In media, anche se nel lungo termine, quali benefici traggono i pazienti da questa pratica con gli animali?
“Nel progetto “Coccole per sorridere”, avviato a Santena, operiamo con un approccio che non guarda ad ogni costo alla rimozione del deficit, ma stimola il soggetto disabile ad attivarsi in modo autonomo per superare, spesso con fatica, l’opposizione causata dal deficit e ricercare la voglia di fare, di muoversi e di instaurare relazioni positive.
Importante è ricordare che la pet therapy è un’attività riabilitativa ed educativa di appoggio all’azione medica, attraverso l’impiego di animali domestici. Non sostituisce terapia o tecnica riabilitativa. Si pone come un potente strumento per facilitare quanto il riabilitatore e il medico specializzato si sono prefissati di raggiungere, per migliorare la qualità della vita delle persone disabili. Attraverso l’aiuto del cane si concorre in modo serio al raggiungimento di vari risultati: migliorare il grado d’attenzione, l’autocontrollo, l’autostima; potenziare il coordinamento e lo svolgimento di attività funzionali; far interiorizzare schemi interpersonali, di relazione, quindi con risvolti benefici nella socializzazione e quindi anche nella sfera affettiva.
Non guarisce, viste le menomazioni ma può migliorare in modo continuo e costante il loro quadro psicologico, fisico, affettivo, cognitivo e relazionale”.

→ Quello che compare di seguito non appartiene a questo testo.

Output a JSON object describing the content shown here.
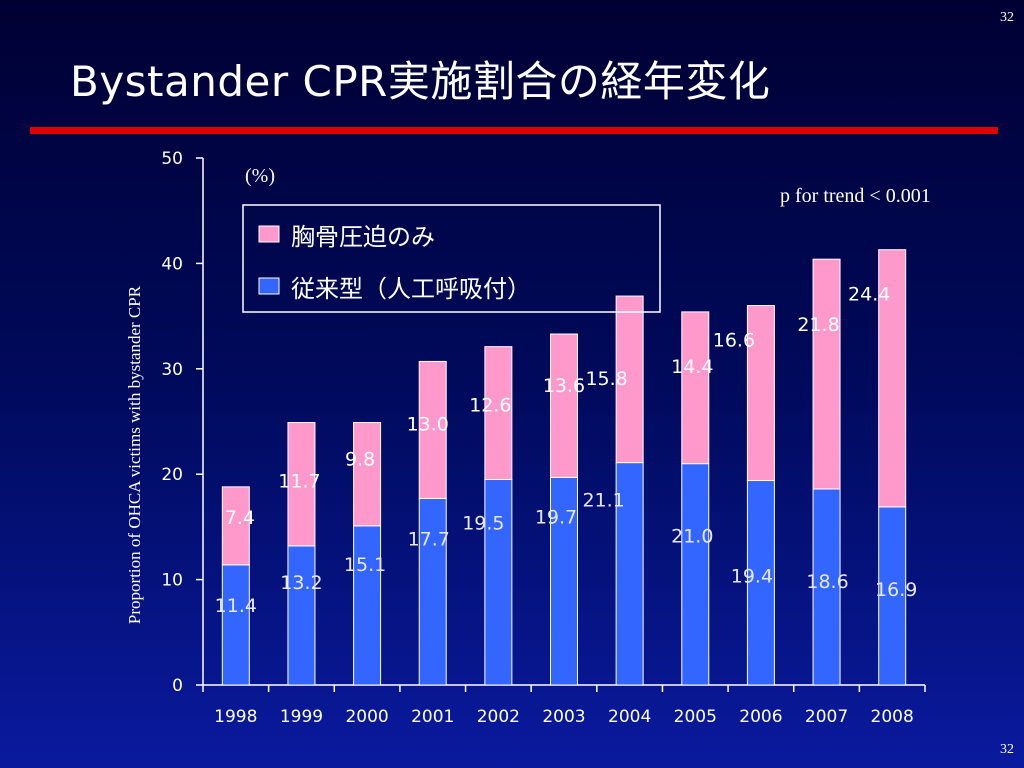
{
  "slide": {
    "page_number": "32",
    "title": "Bystander CPR実施割合の経年変化"
  },
  "colors": {
    "bottom_series": "#3366ff",
    "top_series": "#ff99cc",
    "title_rule": "#e00000"
  },
  "chart_data": {
    "type": "bar",
    "stacked": true,
    "categories": [
      "1998",
      "1999",
      "2000",
      "2001",
      "2002",
      "2003",
      "2004",
      "2005",
      "2006",
      "2007",
      "2008"
    ],
    "series": [
      {
        "name": "従来型（人工呼吸付）",
        "values": [
          11.4,
          13.2,
          15.1,
          17.7,
          19.5,
          19.7,
          21.1,
          21.0,
          19.4,
          18.6,
          16.9
        ],
        "labels": [
          "11.4",
          "13.2",
          "15.1",
          "17.7",
          "19.5",
          "19.7",
          "21.1",
          "21.0",
          "19.4",
          "18.6",
          "16.9"
        ]
      },
      {
        "name": "胸骨圧迫のみ",
        "values": [
          7.4,
          11.7,
          9.8,
          13.0,
          12.6,
          13.6,
          15.8,
          14.4,
          16.6,
          21.8,
          24.4
        ],
        "labels": [
          "7.4",
          "11.7",
          "9.8",
          "13.0",
          "12.6",
          "13.6",
          "15.8",
          "14.4",
          "16.6",
          "21.8",
          "24.4"
        ]
      }
    ],
    "ylim": [
      0,
      50
    ],
    "yticks": [
      "0",
      "10",
      "20",
      "30",
      "40",
      "50"
    ],
    "ylabel": "Proportion of OHCA victims with bystander CPR",
    "unit": "(%)",
    "annotation": "p for trend < 0.001",
    "legend": [
      "胸骨圧迫のみ",
      "従来型（人工呼吸付）"
    ],
    "legend_position": "top-center",
    "grid": false
  }
}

Quando termina la terapia, in maniera definitiva, ovvero quando il progetto giunge alla fine, i pazienti soffrono la mancanza dei cani a cui, magari si sono legati?

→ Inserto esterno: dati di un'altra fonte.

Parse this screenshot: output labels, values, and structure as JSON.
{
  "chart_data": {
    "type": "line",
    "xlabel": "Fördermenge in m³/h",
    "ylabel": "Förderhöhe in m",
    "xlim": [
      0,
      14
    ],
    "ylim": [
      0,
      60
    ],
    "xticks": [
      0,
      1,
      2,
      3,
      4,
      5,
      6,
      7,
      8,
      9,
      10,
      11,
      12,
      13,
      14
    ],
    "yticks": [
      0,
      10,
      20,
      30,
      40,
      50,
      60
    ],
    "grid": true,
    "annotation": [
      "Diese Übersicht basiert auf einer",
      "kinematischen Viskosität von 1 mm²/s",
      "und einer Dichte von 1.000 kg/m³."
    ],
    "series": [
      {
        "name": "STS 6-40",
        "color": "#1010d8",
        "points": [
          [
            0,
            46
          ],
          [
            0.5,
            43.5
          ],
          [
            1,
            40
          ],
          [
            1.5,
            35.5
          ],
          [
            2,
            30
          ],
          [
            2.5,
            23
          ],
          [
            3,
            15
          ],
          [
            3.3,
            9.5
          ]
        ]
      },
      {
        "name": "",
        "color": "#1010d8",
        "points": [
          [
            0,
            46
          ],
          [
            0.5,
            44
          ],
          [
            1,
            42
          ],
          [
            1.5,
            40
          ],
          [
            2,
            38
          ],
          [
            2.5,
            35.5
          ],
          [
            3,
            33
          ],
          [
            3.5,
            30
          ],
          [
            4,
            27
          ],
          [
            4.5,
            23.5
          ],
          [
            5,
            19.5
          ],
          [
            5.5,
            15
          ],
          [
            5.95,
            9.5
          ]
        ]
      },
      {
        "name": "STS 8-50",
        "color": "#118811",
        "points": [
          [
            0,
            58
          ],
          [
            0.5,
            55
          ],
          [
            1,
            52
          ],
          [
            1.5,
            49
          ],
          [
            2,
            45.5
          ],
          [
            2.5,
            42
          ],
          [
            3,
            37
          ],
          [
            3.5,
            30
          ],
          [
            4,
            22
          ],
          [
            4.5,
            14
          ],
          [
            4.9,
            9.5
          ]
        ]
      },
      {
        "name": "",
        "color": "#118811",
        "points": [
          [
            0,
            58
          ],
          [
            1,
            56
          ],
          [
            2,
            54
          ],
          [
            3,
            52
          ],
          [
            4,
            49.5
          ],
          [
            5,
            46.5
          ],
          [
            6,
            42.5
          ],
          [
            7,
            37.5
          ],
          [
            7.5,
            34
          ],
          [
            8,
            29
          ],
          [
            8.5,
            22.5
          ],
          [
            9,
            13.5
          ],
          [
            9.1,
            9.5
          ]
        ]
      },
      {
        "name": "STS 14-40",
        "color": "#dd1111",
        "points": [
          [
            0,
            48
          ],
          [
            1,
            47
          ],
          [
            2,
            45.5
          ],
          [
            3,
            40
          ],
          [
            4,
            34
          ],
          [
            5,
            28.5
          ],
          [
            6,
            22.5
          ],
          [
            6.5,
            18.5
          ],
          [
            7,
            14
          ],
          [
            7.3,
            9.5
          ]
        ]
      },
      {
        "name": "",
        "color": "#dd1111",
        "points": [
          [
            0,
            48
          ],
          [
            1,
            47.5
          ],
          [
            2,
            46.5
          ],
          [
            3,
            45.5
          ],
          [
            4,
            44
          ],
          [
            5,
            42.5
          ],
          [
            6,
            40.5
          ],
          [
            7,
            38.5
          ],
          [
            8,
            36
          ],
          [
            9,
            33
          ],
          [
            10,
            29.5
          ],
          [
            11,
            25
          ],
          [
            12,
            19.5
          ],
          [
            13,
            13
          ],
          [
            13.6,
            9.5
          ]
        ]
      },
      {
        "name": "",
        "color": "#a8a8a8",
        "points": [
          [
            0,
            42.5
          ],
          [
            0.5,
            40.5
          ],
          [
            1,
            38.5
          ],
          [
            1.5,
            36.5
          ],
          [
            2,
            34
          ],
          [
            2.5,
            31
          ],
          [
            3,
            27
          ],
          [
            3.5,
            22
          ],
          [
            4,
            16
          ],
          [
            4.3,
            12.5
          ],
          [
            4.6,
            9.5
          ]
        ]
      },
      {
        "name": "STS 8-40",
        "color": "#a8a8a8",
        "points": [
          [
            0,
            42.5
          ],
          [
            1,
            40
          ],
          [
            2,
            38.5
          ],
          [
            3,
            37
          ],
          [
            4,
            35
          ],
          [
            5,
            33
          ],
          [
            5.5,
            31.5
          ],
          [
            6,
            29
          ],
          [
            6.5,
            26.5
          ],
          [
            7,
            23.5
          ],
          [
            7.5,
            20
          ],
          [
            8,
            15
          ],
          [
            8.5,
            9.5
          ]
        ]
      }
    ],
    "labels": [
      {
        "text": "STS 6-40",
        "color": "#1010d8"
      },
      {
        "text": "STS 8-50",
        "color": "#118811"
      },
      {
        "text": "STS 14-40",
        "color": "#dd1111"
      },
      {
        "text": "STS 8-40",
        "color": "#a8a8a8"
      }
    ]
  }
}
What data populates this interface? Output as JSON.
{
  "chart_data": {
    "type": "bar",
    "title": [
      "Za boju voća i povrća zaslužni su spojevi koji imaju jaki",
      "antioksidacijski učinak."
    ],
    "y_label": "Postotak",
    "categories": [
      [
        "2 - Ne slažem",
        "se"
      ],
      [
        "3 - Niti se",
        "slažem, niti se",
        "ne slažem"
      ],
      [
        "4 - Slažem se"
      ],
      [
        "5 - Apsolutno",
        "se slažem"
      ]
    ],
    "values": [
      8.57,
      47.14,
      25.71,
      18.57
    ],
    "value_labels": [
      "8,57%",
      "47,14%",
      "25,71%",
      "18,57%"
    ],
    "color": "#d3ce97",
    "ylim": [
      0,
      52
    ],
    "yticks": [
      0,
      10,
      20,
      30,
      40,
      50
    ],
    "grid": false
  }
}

“Noi non chiudiamo mai definitivamente i nostri progetti, anzi è nostra politica non “sparire” quando uno termina. Continuiamo ad esistere oltre che nelle foto, nei filmini e nei ricordi anche tornando spesso a trovare gli amici di Bimba e Thea. Quindi rimane in loro l’aspettativa di rivederci e condividere ancora vari momenti di gioia aspettando, magari una ripresa del lavoro con un nuovo progetto”.
Quali consigli può offrire a una persona che desideri diventare pet therapist? quanto dura il percorso formativo?

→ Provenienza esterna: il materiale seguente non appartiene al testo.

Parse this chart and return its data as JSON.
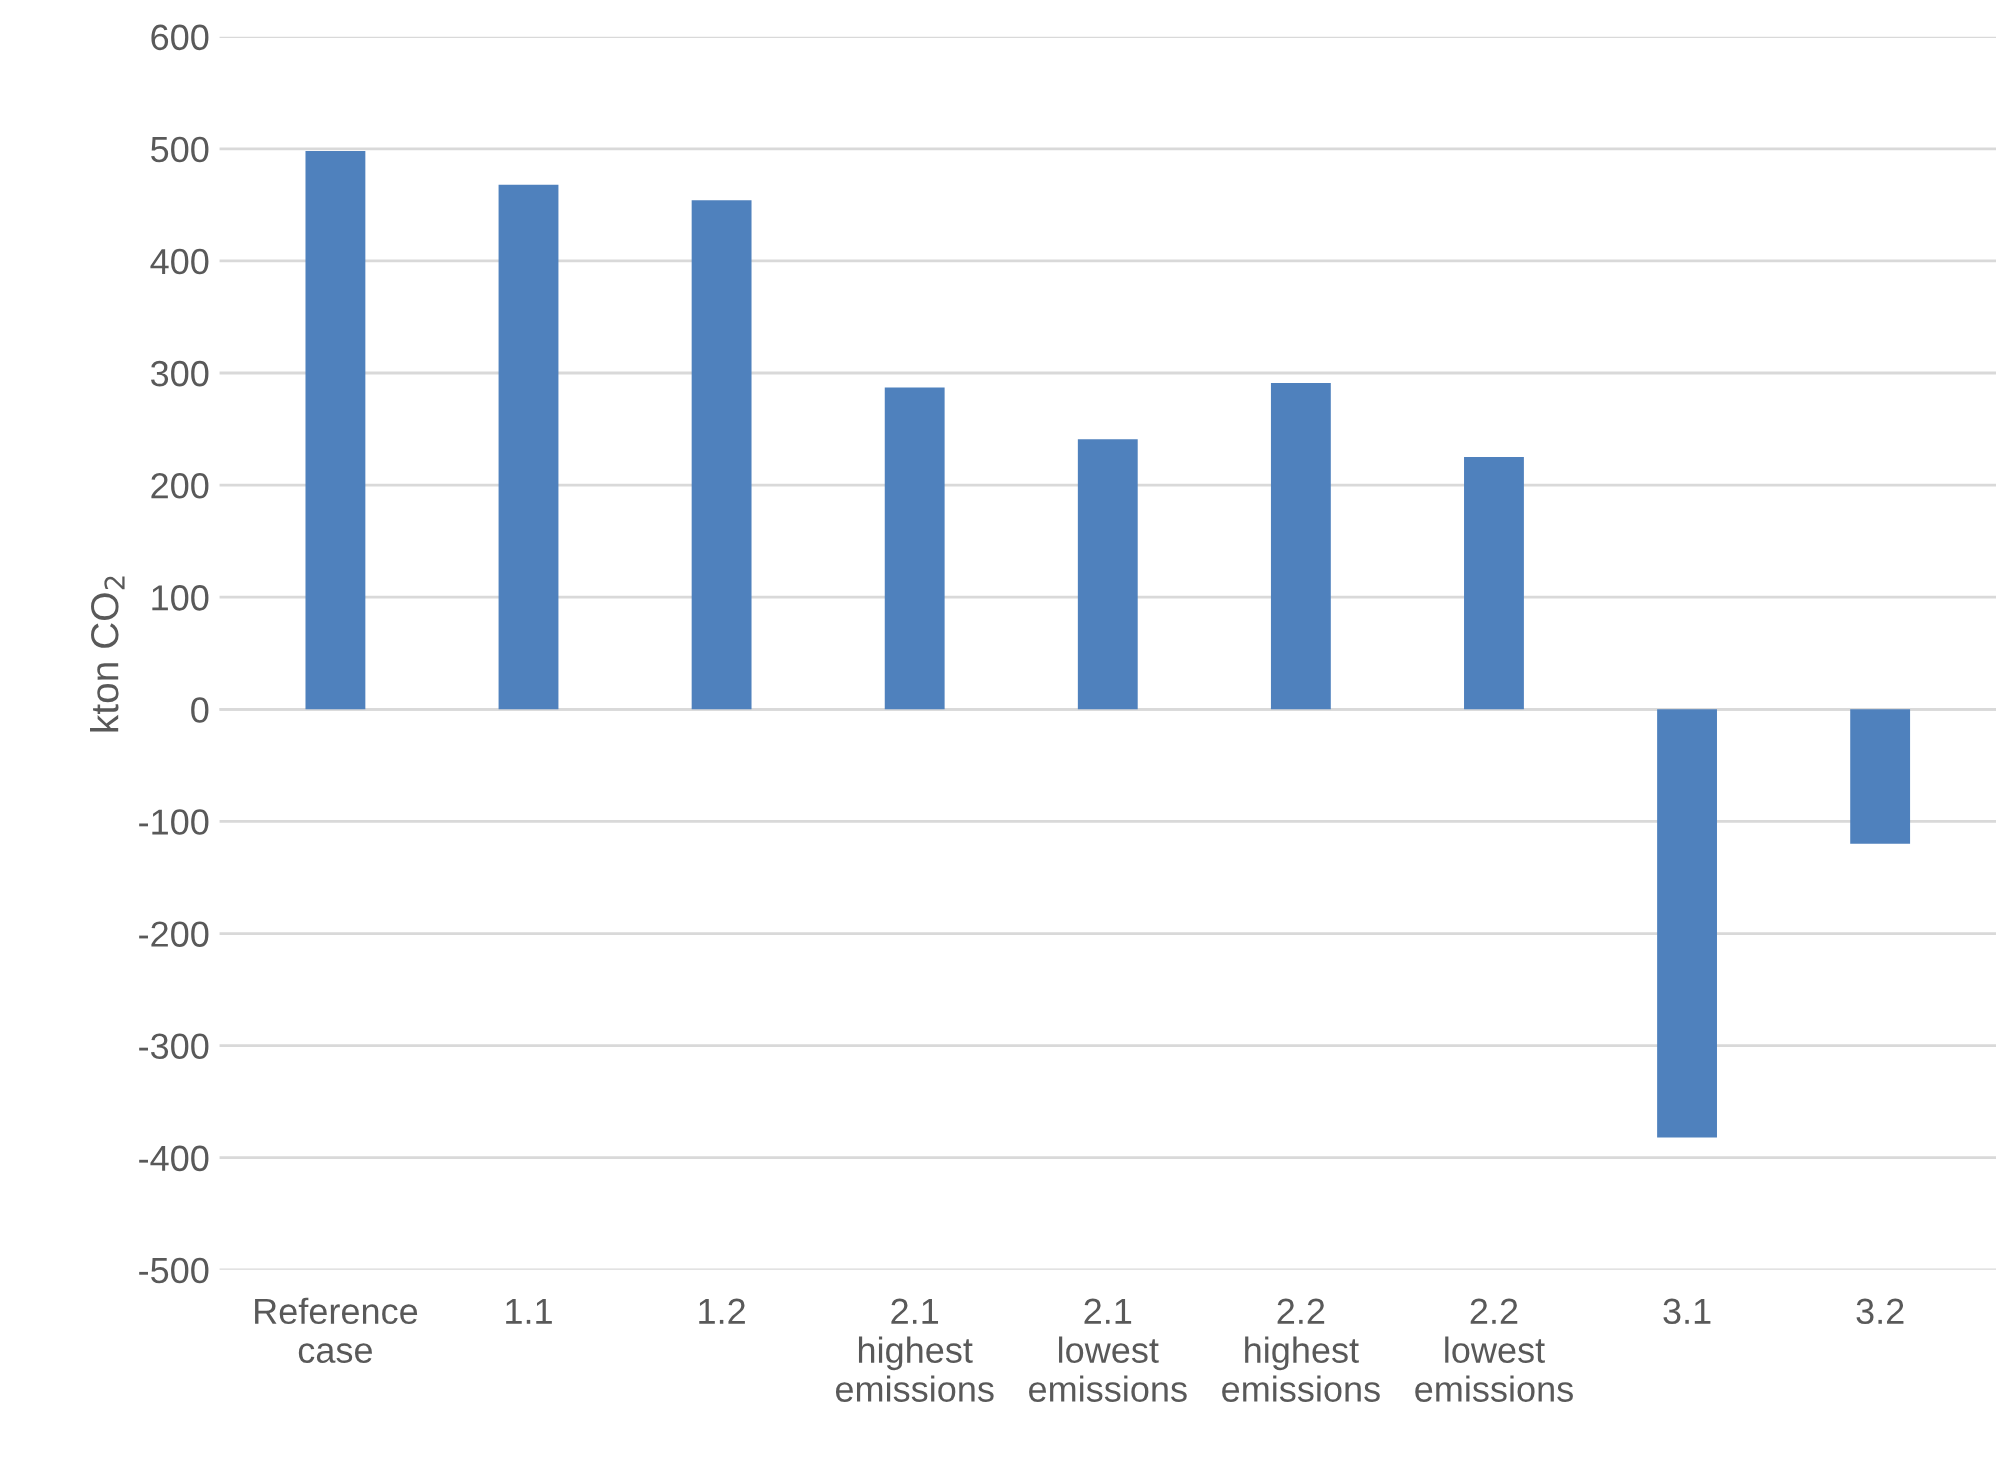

“Personalmente, la mia formazione è stata presso l’associazione Dog4Life Onlus. Seguo i protocolli operativi e tutt’ora collaboro con questo gruppo nell’istruzione di nuovi operatori. Si è da poco concluso, infatti, il primo corso per operatori in Piemonte tenuto in collaborazione con Dog4Life Onlus e “Anni Azzurri” dal quale sono già usciti 9 nuovi pet therapist. La preparazione non è solo del cane ma anche del conduttore, infatti si parla di “binomio”. Cane e conduttore devono essere un team di lavoro affiatato.
In Dog4 Life Onlus gli operatori e gli animali di pet therapy sono certificati e abilitati a questa attività solo dopo aver affrontato il corso, diviso in tre step formativi, ognuno di un fine settimana al mese con frequenza è obbligatoria. Tale corso è riconosciuto da Unicisc (Unione italiana consulenti e istruttori cinofili) e un esame finale, alla presenza di veterinari, istruttori cinofili e operatori di pet therapy di comprovata esperienza, attestano la professionalità e la competenza del conduttore e, al tempo stesso verificano il carattere, l’obbidienza, la salute e le cure igieniche dell’animale”.